A major meta-linguistic question explored through conlangs is: What makes a language feel alive and natural? Many conlangs, despite logical elegance, feel sterile to users. Our analysis identifies key factors. Natural languages are messy, filled with idioms, irregularities, historical fossils, and room for play and ambiguity. They evolve through social use, not top-down decree. Some of the most successful artistic conlangs, like Klingon, have developed these features through fan communities that create slang, poetry, and new grammatical constructions, effectively 'naturalizing' the language. We study this process of community-driven language evolution as a meta-linguistic phenomenon in itself. It demonstrates that a framework becomes truly robust not just through design, but through adoption, adaptation, and the unpredictable creativity of its users. This insight informs projects in digital communication and human-computer interaction, where designers seek to create intuitive, 'living' interfaces.

Applied Conlanging: From UI Design to Thought Experiments

The principles of conlanging have direct practical applications. Our institute collaborates with UX designers to create coherent, learnable 'languages' for software interfaces—consistent systems of icons, menus, and interaction patterns that form a communicative framework. We also work with scientists to develop specialized notation systems for complex domains, like a 'language' for precisely describing protein folds or ecological interactions. On a more philosophical level, we sponsor conlang projects as thought experiments to explore alternative modes of being. For example, a project to create a language for a post-scarcity society, or a language designed to minimize conflict by structurally discouraging blame attribution. These are not meant for real-world adoption, but as tools to stretch our imagination about social and cognitive possibilities, making the invisible constraints of our native frameworks visible by contrast.

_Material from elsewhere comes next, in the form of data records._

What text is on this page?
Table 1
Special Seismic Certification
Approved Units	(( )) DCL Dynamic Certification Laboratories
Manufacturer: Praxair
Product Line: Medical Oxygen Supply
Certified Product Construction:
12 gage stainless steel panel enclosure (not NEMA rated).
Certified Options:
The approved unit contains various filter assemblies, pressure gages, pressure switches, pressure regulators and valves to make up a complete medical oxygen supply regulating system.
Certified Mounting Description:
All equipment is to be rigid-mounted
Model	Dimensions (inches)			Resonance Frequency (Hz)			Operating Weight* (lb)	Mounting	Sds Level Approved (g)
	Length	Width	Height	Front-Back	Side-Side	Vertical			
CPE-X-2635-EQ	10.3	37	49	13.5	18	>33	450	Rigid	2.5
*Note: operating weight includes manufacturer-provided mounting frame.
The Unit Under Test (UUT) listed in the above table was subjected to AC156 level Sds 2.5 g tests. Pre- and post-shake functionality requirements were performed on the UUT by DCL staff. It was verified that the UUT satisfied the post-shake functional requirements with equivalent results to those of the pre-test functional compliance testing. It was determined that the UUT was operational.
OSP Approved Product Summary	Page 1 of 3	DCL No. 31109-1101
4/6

Constructed languages are therefore far more than hobbies or fictional set-dressing. They are a vital methodological tool and a creative outlet for meta-linguistic inquiry. They allow us to ask 'what if' in the most fundamental way: What if our language worked like this? By building and studying these alternative frameworks, we gain a deeper appreciation for the intricate design of natural languages, a clearer understanding of the relationship between language and thought, and practical skills for designing clearer, more effective symbolic systems in technology, science, and art. The Institute of Meta-Linguistics celebrates conlanging as a serious and illuminating branch of our discipline.